Full Prescribing Info
Drug Interactions
Dual blockade of the Renin-Angiotensin- System (RAS) with ARBs, ACEIs, or aliskiren: The concomitant use of ARBs, including Diovan, with other agents acting on the RAS is associated with an increased incidence of hypotension, hyperkalemia, and changes in renal function compared to monotherapy. It is recommended to monitor blood pressure, renal function and electrolytes in patients on Diovan and other agents that affect the RAS (see PRECAUTIONS).
The concomitant use of ARBs - including Diovan - or of ACEIs with aliskiren, should be avoided in patients with severe renal impairment (GFR < 30 mL/min) (see PRECAUTIONS).
The concomitant use of ARBs - including Diovan - or ACEIs with aliskiren is contraindicated in patients with Type 2 diabetes (see CONTRAINDICATIONS).
Potassium: Concomitant use of potassium-sparing diuretics (e.g. spironolactone, triamterene, amiloride), potassium supplements, or salt substitutes containing potassium or other drugs that may increase potassium levels (heparin, etc.) may lead to increases in serum potassium and in heart failure patients to increases in serum creatinine. If co-medication is considered necessary, monitoring of serum potassium is advisable.
Non-Steroidal Anti-Inflammatory Agents (NSAIDs) including Selective Cyclooxygenase-2 Inhibitors (COX-2 Inhibitors): When angiotensin II antagonists are administered simultaneously with NSAIDs, attenuation of the antihypertensive effect may occur. Furthermore, in patients who are elderly, volume-depleted (including those on diuretic therapy), or have compromised renal function, concomitant use of angiotensin II antagonists and NSAIDs may lead to an increased risk of worsening of renal function. Therefore, monitoring of renal function is recommended when initiating or modifying the treatment in patients on valsartan who are taking NSAIDs concomitantly.

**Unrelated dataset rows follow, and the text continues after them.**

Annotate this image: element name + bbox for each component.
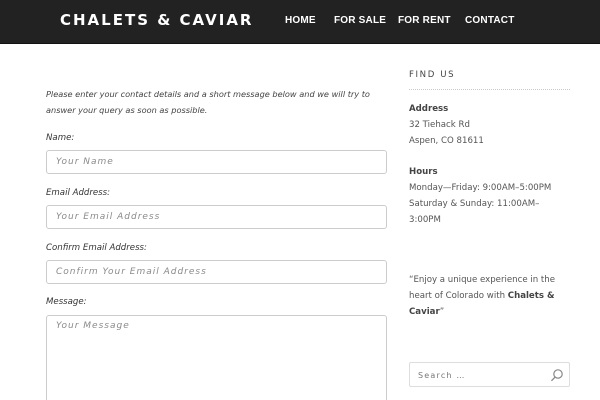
address-line-2: Aspen, CO 81611 <box>409 136 484 146</box>
search-icon[interactable] <box>550 368 564 382</box>
address-line-1: 32 Tiehack Rd <box>409 120 470 130</box>
tagline-quote: “Enjoy a unique experience in the heart … <box>409 272 569 320</box>
hours-line-3: 3:00PM <box>409 215 441 225</box>
email-label: Email Address: <box>46 188 111 198</box>
email-input[interactable] <box>46 205 387 229</box>
nav-item-contact[interactable]: CONTACT <box>465 15 515 26</box>
site-header: CHALETS & CAVIAR HOME FOR SALE FOR RENT … <box>0 0 600 44</box>
address-heading: Address <box>409 104 449 114</box>
hours-line-2: Saturday & Sunday: 11:00AM– <box>409 199 540 209</box>
name-label: Name: <box>46 133 75 143</box>
message-label: Message: <box>46 297 87 307</box>
find-us-heading: FIND US <box>409 70 456 80</box>
search-box <box>409 362 570 387</box>
main-nav: HOME FOR SALE FOR RENT CONTACT <box>0 15 600 31</box>
message-textarea[interactable] <box>46 315 387 400</box>
name-input[interactable] <box>46 150 387 174</box>
hours-line-1: Monday—Friday: 9:00AM–5:00PM <box>409 183 552 193</box>
confirm-email-input[interactable] <box>46 260 387 284</box>
hours-heading: Hours <box>409 167 438 177</box>
nav-item-for-rent[interactable]: FOR RENT <box>398 15 451 26</box>
widget-divider <box>409 89 570 90</box>
nav-item-home[interactable]: HOME <box>285 15 316 26</box>
contact-form: Please enter your contact details and a … <box>46 86 388 118</box>
quote-suffix: ” <box>439 307 445 317</box>
form-intro-text: Please enter your contact details and a … <box>46 89 370 115</box>
search-input[interactable] <box>418 368 543 382</box>
confirm-email-label: Confirm Email Address: <box>46 243 147 253</box>
nav-item-for-sale[interactable]: FOR SALE <box>334 15 386 26</box>
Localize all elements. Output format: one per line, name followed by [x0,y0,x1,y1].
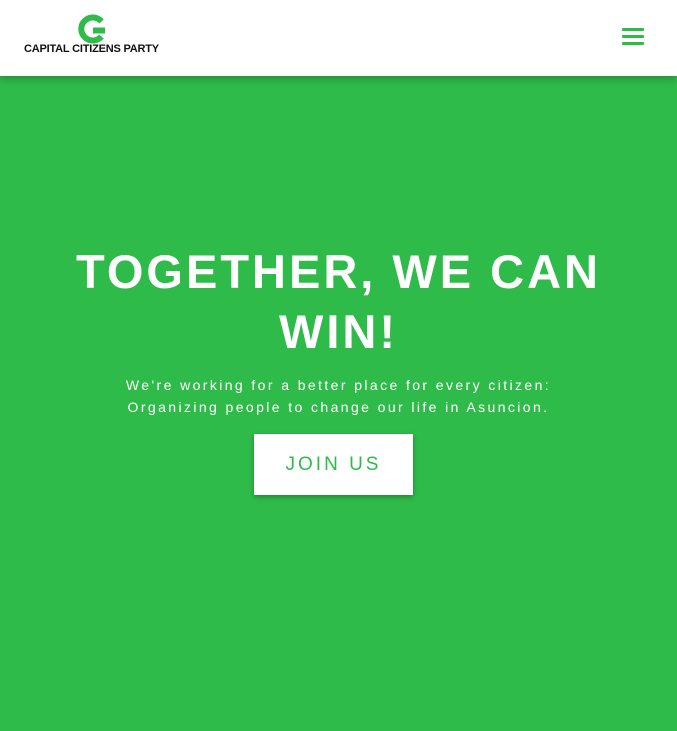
menu-bar-middle [622,35,644,38]
hero-section: TOGETHER, WE CAN WIN! We're working for … [0,76,677,731]
hero-subtitle-line-1: We're working for a better place for eve… [125,377,552,393]
c-logo-icon [78,14,105,44]
hamburger-menu-icon[interactable] [622,26,646,48]
join-us-button[interactable]: JOIN US [254,434,413,495]
menu-bar-top [622,28,644,31]
hero-subtitle-line-2: Organizing people to change our life in … [127,399,550,415]
site-header: CAPITAL CITIZENS PARTY [0,0,677,76]
site-logo[interactable]: CAPITAL CITIZENS PARTY [24,14,164,58]
hero-subtitle: We're working for a better place for eve… [30,374,647,418]
logo-text: CAPITAL CITIZENS PARTY [24,43,159,55]
menu-bar-bottom [622,42,644,45]
hero-title: TOGETHER, WE CAN WIN! [76,245,601,358]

Lithium: Reversible increases in serum lithium concentrations and toxicity have been reported during concomitant administration of lithium with ACE inhibitors or angiotensin II receptor antagonists, including Diovan. Therefore, careful monitoring of serum lithium levels is recommended during concomitant use. If a diuretic is also used, the risk of lithium toxicity may presumably be increased further with Diovan.
Transporters: The results from an in vitro study with human liver tissue indicate that valsartan is a substrate of the hepatic uptake transporter OATP1B1 and the hepatic efflux transporter MRP2. Co-administration of inhibitors of the uptake transporter (e.g. rifampin, ciclosporin) or efflux transporter (e.g. ritonavir) may increase the systemic exposure to valsartan.

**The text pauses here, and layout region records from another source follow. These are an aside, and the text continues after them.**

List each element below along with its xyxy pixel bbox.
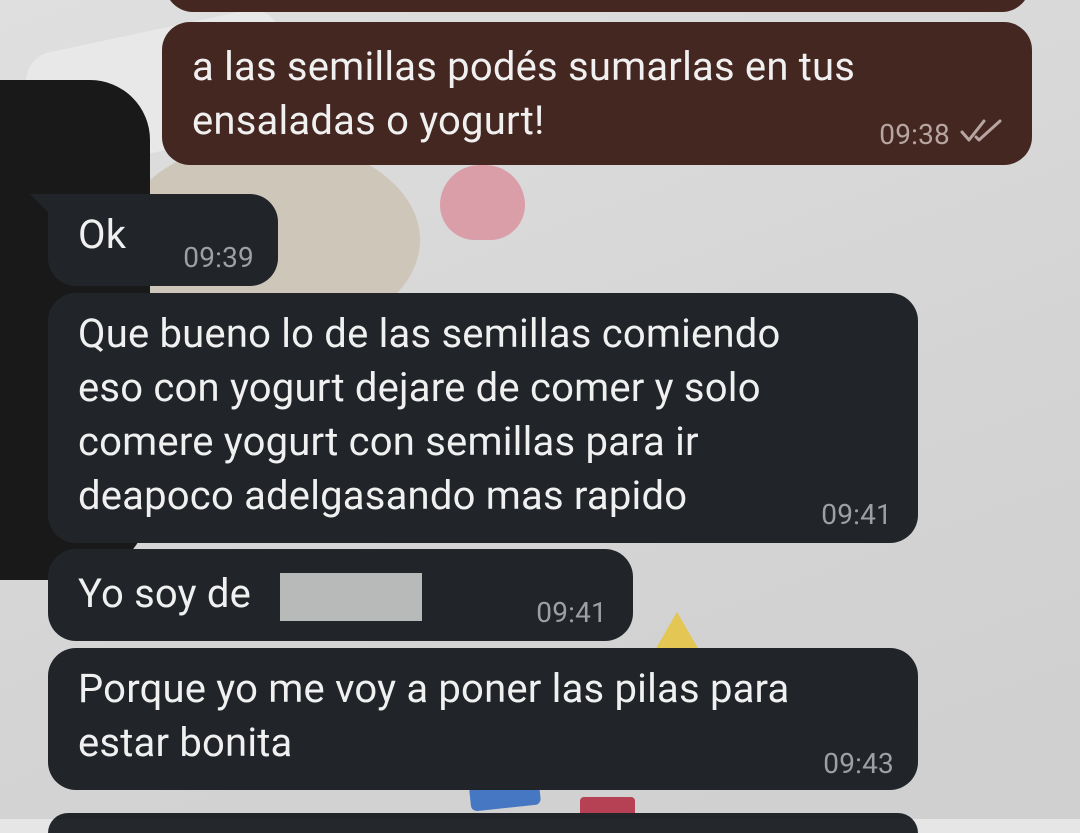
next-message-bubble-edge[interactable] — [48, 813, 918, 833]
wallpaper-shape — [655, 612, 699, 650]
message-time: 09:43 — [823, 747, 894, 780]
message-time: 09:41 — [536, 596, 607, 629]
message-bubble-outgoing[interactable]: a las semillas podés sumarlas en tus ens… — [162, 22, 1032, 165]
message-time: 09:39 — [183, 241, 254, 274]
message-time: 09:38 — [879, 118, 950, 151]
message-bubble-incoming[interactable]: Porque yo me voy a poner las pilas para … — [48, 648, 918, 790]
message-text: Que bueno lo de las semillas comiendo es… — [78, 310, 781, 519]
wallpaper-shape — [440, 165, 525, 240]
message-bubble-incoming[interactable]: Que bueno lo de las semillas comiendo es… — [48, 293, 918, 543]
message-time: 09:41 — [821, 498, 892, 531]
read-double-check-icon — [960, 119, 1002, 142]
message-text: Porque yo me voy a poner las pilas para … — [78, 665, 790, 766]
bubble-tail — [30, 194, 52, 216]
message-bubble-incoming[interactable]: Ok 09:39 — [30, 194, 278, 286]
redaction-box — [280, 573, 422, 621]
previous-message-bubble-edge[interactable] — [165, 0, 1030, 12]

No drug interactions of clinical significance have been found. Compounds which have been studied in clinical trials include cimetidine, warfarin, furosemide, digoxin, atenolol, indomethacin, hydrochlorothiazide, amlodipine and glibenclamide.

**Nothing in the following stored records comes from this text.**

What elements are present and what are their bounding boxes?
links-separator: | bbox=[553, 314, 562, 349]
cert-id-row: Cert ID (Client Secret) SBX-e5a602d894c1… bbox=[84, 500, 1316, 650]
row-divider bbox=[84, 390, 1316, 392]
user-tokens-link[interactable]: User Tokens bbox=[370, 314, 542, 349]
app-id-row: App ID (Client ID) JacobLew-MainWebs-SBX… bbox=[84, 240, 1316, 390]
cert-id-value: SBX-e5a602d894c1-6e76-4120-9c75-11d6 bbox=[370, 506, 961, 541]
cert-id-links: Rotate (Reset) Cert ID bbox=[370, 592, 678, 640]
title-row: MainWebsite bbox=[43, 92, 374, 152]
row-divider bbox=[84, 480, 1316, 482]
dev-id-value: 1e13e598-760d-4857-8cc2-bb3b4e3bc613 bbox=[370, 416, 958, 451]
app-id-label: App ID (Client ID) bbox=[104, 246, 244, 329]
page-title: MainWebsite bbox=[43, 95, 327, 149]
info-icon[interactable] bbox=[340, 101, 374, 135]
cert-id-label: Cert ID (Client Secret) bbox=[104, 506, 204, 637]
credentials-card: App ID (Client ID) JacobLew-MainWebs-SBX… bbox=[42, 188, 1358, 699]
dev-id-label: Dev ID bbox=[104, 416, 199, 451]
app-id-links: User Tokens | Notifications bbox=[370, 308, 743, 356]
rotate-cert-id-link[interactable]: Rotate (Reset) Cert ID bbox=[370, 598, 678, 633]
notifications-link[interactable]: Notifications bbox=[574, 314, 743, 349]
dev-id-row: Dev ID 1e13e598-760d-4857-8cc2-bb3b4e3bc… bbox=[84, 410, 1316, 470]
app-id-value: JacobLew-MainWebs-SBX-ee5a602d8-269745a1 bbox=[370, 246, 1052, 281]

As valsartan is not metabolized to a significant extent, clinically relevant drug-drug interactions in the form of metabolic induction or inhibition of the cytochrome P450 system are not expected with valsartan. Although valsartan is highly bound to plasma proteins, in vitro studies have not shown any interaction at this level with a range of molecules which are also highly protein bound, such as diclofenac, furosemide, and warfarin.